Former presidential adviser Richard Socarides, a key former domestic policy adviser to President Bill Clinton, was selected to head the new “communications war room for gay equality.”
Also announced was that Kerry Eleveld, veteran Washington journalist and Senior White House correspondent for The Advocate, will leave the magazine next month to take over as Editor-In-Chief of the website, equalitymatters.org.
“Yesterday was a very important breakthrough and President Obama’s comments, especially following the vote, were very significant, where he for the first time connected race and gender to sexual orientation under the banner of civil rights.
But we will celebrate this important victory for five minutes, and then we have to move on, because we are the last group of Americans who are discriminated against in federal law and there is a lot of work to do.”
Socarides and the founder of Media Matters, David Brock, said they began planning Equality Matters several months ago, according to The New York Times. They quickly persuaded Eleveld, who covered the Obama campaign and has covered Washington for the last two years, to join them.
“I’ve spent the past two years with a front-row seat to history, and the longer I sat there the more I felt drawn to participating,” said Eleveld.
“David Brock, a former conservative journalist who is gay — and who broke with the right in the 1990s — has lately been expanding the Media Matters organization,” the Times reports. “He said in an interview that he had raised $23 million in the last year for the group, which has an operating budget of $13 million. His backers include George Soros, the liberal donor; the Hollywood producer Steve Bing; and gay philanthropists like James Hormel, an ambassador to Luxembourg under Mr. Clinton.”

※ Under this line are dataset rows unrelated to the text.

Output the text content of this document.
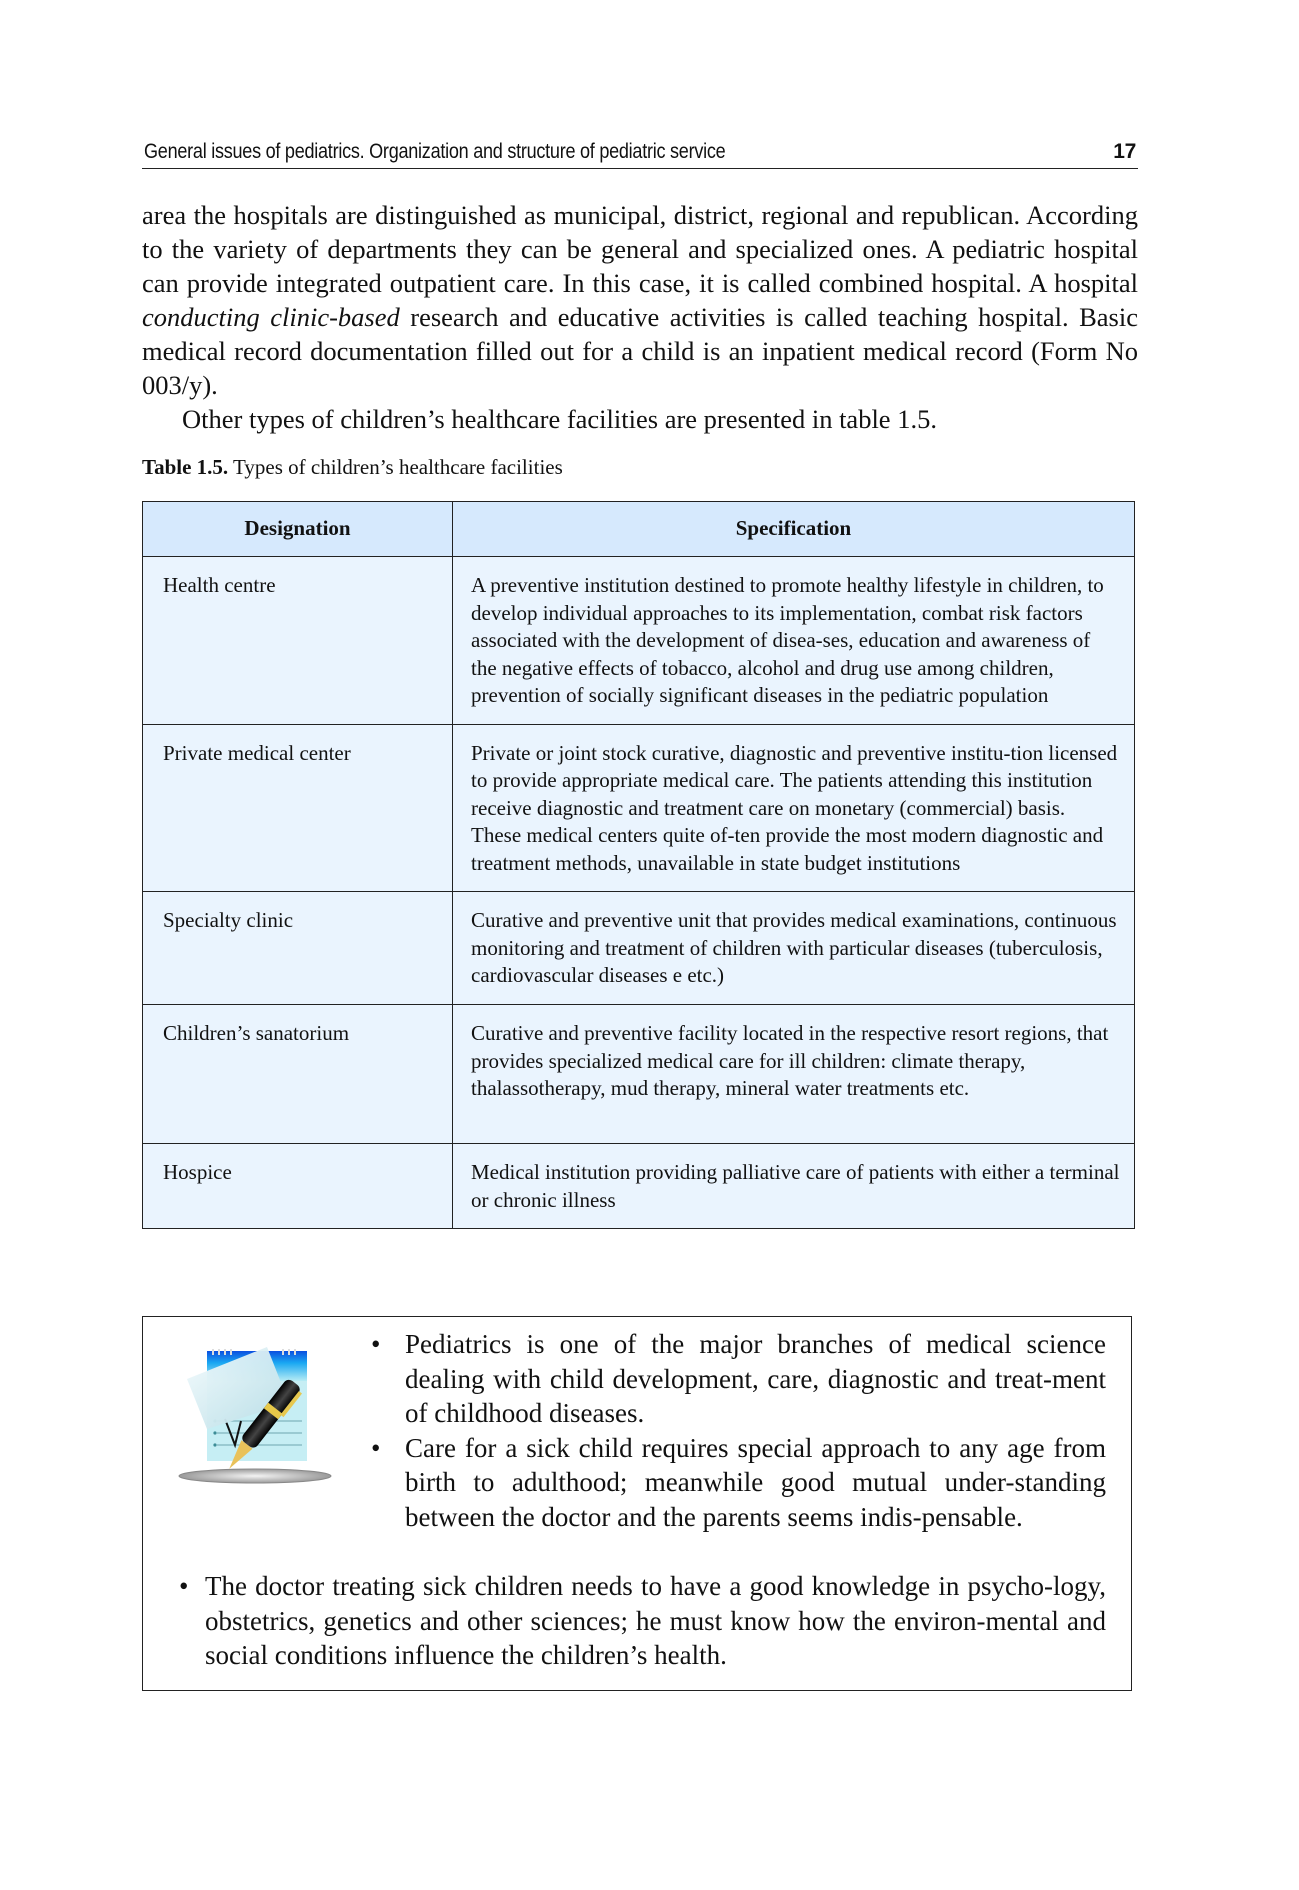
General issues of pediatrics. Organization and structure of pediatric service	17

area the hospitals are distinguished as municipal, district, regional and republican. According to the variety of departments they can be general and specialized ones. A pediatric hospital can provide integrated outpatient care. In this case, it is called combined hospital. A hospital conducting clinic-based research and educative activities is called teaching hospital. Basic medical record documentation filled out for a child is an inpatient medical record (Form No 003/y).

Other types of children’s healthcare facilities are presented in table 1.5.

Table 1.5. Types of children’s healthcare facilities
Designation	Specification
Health centre	A preventive institution destined to promote healthy lifestyle in children, to develop individual approaches to its implementation, combat risk factors associated with the development of disea-ses, education and awareness of the negative effects of tobacco, alcohol and drug use among children, prevention of socially significant diseases in the pediatric population
Private medical center	Private or joint stock curative, diagnostic and preventive institu-tion licensed to provide appropriate medical care. The patients attending this institution receive diagnostic and treatment care on monetary (commercial) basis. These medical centers quite of-ten provide the most modern diagnostic and treatment methods, unavailable in state budget institutions
Specialty clinic	Curative and preventive unit that provides medical examinations, continuous monitoring and treatment of children with particular diseases (tuberculosis, cardiovascular diseases e etc.)
Children’s sanatorium	Curative and preventive facility located in the respective resort regions, that provides specialized medical care for ill children: climate therapy, thalassotherapy, mud therapy, mineral water treatments etc.
Hospice	Medical institution providing palliative care of patients with either a terminal or chronic illness
• Pediatrics is one of the major branches of medical science dealing with child development, care, diagnostic and treat-ment of childhood diseases.
• Care for a sick child requires special approach to any age from birth to adulthood; meanwhile good mutual under-standing between the doctor and the parents seems indis-pensable.
• The doctor treating sick children needs to have a good knowledge in psycho-logy, obstetrics, genetics and other sciences; he must know how the environ-mental and social conditions influence the children’s health.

“Equality Matters,” Brock said, “should “expose right-wing bigotry and homophobia wherever we find it” and “stiffen the spines of progressives,” Brock told the Times. That, he said, did not change with the repeal of “don’t ask, don’t tell.” He said Equality Matters was planned long before anyone in Washington had an inkling that repeal might actually succeed.
“We believe the big battle is full equality, which is gay marriage,” he said.